Cardiac necrosis, inflammation and dysfunction all increase the risk of ischaemic cardiomyopathy, heart failure and death (Moens et al., 2005); each of these is targeted by ANX-A1 analogues. We thus propose that ANX-A1 analogue-based therapies represent potential cardioprotective agents for treating I–R injury.

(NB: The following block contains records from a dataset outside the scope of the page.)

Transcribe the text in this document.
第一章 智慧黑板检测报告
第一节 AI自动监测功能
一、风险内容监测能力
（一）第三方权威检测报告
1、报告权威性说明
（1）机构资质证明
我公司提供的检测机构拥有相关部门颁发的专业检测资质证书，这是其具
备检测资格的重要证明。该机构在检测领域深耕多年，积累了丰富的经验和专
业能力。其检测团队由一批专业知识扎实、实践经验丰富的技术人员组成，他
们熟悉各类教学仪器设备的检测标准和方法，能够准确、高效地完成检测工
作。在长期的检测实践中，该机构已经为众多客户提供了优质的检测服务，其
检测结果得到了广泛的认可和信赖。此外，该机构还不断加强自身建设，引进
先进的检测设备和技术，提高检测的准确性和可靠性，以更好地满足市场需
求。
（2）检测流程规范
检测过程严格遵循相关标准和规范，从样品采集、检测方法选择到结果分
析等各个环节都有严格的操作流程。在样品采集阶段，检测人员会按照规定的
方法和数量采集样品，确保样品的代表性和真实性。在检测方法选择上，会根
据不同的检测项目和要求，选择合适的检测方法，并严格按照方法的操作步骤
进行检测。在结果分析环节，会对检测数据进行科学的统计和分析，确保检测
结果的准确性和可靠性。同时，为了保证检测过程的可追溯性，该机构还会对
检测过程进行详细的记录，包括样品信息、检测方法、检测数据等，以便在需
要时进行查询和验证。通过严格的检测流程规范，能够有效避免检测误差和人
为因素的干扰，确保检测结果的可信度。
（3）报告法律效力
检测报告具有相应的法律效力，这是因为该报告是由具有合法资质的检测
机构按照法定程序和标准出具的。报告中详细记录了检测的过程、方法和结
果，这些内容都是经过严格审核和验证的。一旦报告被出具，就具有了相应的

In addition to their established inhibition of the systemic inflammatory response (D'Amico et al., 2000; La et al., 2001; Gavins et al., 2005; 2006; Hecht et al., 2009), ANX-A1 analogues address damage by acting directly on the myocardium, limiting its ability to contract and relax, as evidenced by our own observations, as well as preventing cardiomyocyte death, an important determinant of outcome from MI (Murphy and Steenbergen, 2008; Peart and Headrick, 2009). Furthermore, this protection is effective when treatment is initiated subsequent to the injury. In conclusion, our results suggest that ANX-A1-based strategies may offer novel potential therapeutic approaches for the treatment of myocardial I–R injury and dysfunction. This could be applied to both planned open heart surgery and angioplasty, unplanned injury during the development of infarction, as well as to injury such as in other cardiomyopathies associated with inflammation. Development of treatment strategies that are effective when initiated subsequent to injury, and target inflammatory cell-dependent and -independent causes of myocardial injury may ultimately reduce progression to heart failure and death in patients suffering MI. The findings presented here warrant future studies exploring the cardioprotective actions of ANX-A1 analogues on LV function in vivo, as well as on late myocardial necrosis (days to weeks post onset of reperfusion). With the development of synthetic, orally-active non-peptide ANX-A1 analogues (Burli et al., 2006), such studies are now possible.
Acknowledgments
This study was supported by the National Heart Foundation of Australia (grant-in-aid G 04 M 1529), the National Health and Medical Research Council of Australia (Senior Research Fellowship to RHR, ID472673) and supported in part by the Victorian Government's Operational Infrastructure Support Program.
Glossary
- ANX-A1
annexin-A1
- CK
creatine kinase
- CsH
cyclosporin H
- FPR
formyl peptide receptors (including FPR1, FPR2 and FPR3 subtypes)
- HR
heart rate
- H–R
hypoxia–reoxygenation
- I–R
ischaemia–reperfusion
- LV
left ventricular
- LVDP
LV developed pressure
- LV ± dP/dt
first derivatives of LV pressure
- LVEDP
LV end-diastolic pressure
- MI
myocardial infarction
- RM
repeated measures
- RPP
rate-pressure product
- SNK
Student–Newman–Keuls
- SERCA
sarco(endo)plasmic reticulum Ca2+-ATPase
- SR
sarcoplasmic reticulum
- Ac-ANX-A12–26
N-terminal-derived ANX-A1 peptide mimetic
Conflict of interest
The authors have no conflicts of interest with respect to this work.